Rosewood Magnet’s traffic woes to be solved before Fall

INDIAN RIVER COUNTY – The traffic nightmare that is 16th Street at Rosewood Magnet Elementary School in Vero Beach will be a thing of the past come the next school year.

The Indian River County School Board Tuesday discussed and, without a vote, provided direction to School District staff to move forward with a plan that would queue parent traffic on the school’s site rather than along westbound 16th Street.

“We’ve put a few Band-Aids on it,” said Scott Sanders, the District’s facilities director. “We made it better, but we didn’t make it ideal.”

The District placed No Left Turn signs at the entry for eastbound 16th Street traffic. Before the signs were placed, parents dropping off or picking up their children could queue in both directions along 16th Street, creating a traffic snarl that made through-traffic impossible and emergency vehicle access difficult.

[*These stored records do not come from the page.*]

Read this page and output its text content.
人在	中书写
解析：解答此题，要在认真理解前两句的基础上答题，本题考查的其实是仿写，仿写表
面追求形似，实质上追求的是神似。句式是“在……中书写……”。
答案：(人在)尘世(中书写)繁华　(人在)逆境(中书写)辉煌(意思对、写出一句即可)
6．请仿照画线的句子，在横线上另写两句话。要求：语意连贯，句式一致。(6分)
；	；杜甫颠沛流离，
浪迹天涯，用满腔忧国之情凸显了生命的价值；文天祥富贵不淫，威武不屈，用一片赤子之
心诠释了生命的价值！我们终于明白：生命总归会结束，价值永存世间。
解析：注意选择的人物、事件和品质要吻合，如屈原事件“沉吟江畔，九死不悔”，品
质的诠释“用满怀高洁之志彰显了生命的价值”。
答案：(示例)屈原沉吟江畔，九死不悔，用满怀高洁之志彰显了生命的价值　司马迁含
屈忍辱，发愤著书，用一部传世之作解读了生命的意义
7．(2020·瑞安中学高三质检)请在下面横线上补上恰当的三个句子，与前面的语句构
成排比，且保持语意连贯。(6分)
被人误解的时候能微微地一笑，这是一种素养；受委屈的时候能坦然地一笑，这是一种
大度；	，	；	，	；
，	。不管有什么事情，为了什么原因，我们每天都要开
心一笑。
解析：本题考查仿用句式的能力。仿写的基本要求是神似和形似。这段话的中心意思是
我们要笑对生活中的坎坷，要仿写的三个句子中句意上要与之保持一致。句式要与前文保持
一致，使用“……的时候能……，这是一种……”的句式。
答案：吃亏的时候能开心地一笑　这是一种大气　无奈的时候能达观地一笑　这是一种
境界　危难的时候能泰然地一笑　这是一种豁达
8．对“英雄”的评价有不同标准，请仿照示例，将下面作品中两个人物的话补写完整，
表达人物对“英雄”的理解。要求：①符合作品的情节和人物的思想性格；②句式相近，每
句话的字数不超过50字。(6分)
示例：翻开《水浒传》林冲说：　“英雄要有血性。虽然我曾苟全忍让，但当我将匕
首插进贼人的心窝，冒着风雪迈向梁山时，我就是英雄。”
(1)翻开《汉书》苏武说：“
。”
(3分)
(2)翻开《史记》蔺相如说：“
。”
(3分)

Sanders has proposed closing off access to the parent loop from 16th Street. Instead, parents wanting to use the loop would have access from 18th Street. A two-lane drive would connect 18th Street with the parent loop, winding along the east border of the school’s campus.

Parents wanting to use the parking lot to pick up their students would be able to use the 16th Street entry, but would be blocked from the loop with a pair of gates.

“It’s the most viable option,” Sanders told the School Board during a discussion session prior to the regular Board meeting. “It’s the least intrusive, the least expensive.” He added that it is also the most efficient.

Sanders told the Board that a traffic study shows that all the queuing traffic would be held on-site and would not spill out onto 18th Street, affecting the neighbors. He also noted that there are multiple ways for drivers to get to the 18th Street entrance that, while traffic would increase on the street, it would be fractured.

“It kind of splits the traffic up,” Sanders said.

With the School Board’s support, Sanders expects to take a few weeks to ready the project for bid and send it out for responses. Construction could begin by July and be complete in time for the start of the 2014-15 school year.

Though there is no firm budget established for the project as of yet, Sanders gave the Board a rough estimate of $180,000, which includes the two gates needed to separate the parking lot from the parent loop, speed bumps for the two-lane drive, and a 13-spot parking lot addition.

Assistant Superintendent Carter Morrison told the Board that there were funds left over from various now-completed projects and those dollars would be used to fund the Rosewood project.

The road connecting 18th Street to the parent loop will impact a couple trees on the school’s property and the playground.

Sanders said there is already a playground project planned, which will relocate it out of the path of the drive. There will be adequate separation of the playground and the road, he added.

During the afternoon Discussion Session, School Board member Claudia Jimenez asked if the parent loop project would affect summer camp.

Schools Superintendent Dr. Fran Adams said she does not anticipate the work to affect the students.

As for the impacted trees, Sanders said they would be replaced and more trees would also be planted.

The School Board was expected to discuss the proposed Rosewood project during the regular meeting Tuesday night. But, because the Board discussed it earlier in the day, there were few additional comments made.

School Board member Karen Disney-Brombach asked if an incident had provoked the formation of the project.

Dr. Adams said there had not been any known incident. Sanders said during the earlier discussion that Rosewood and the District have been aware of the traffic issues for years but hadn’t created a plan to address it.

“I’m glad it’s preventative rather than reactive,” Disney-Brombach said Tuesday night.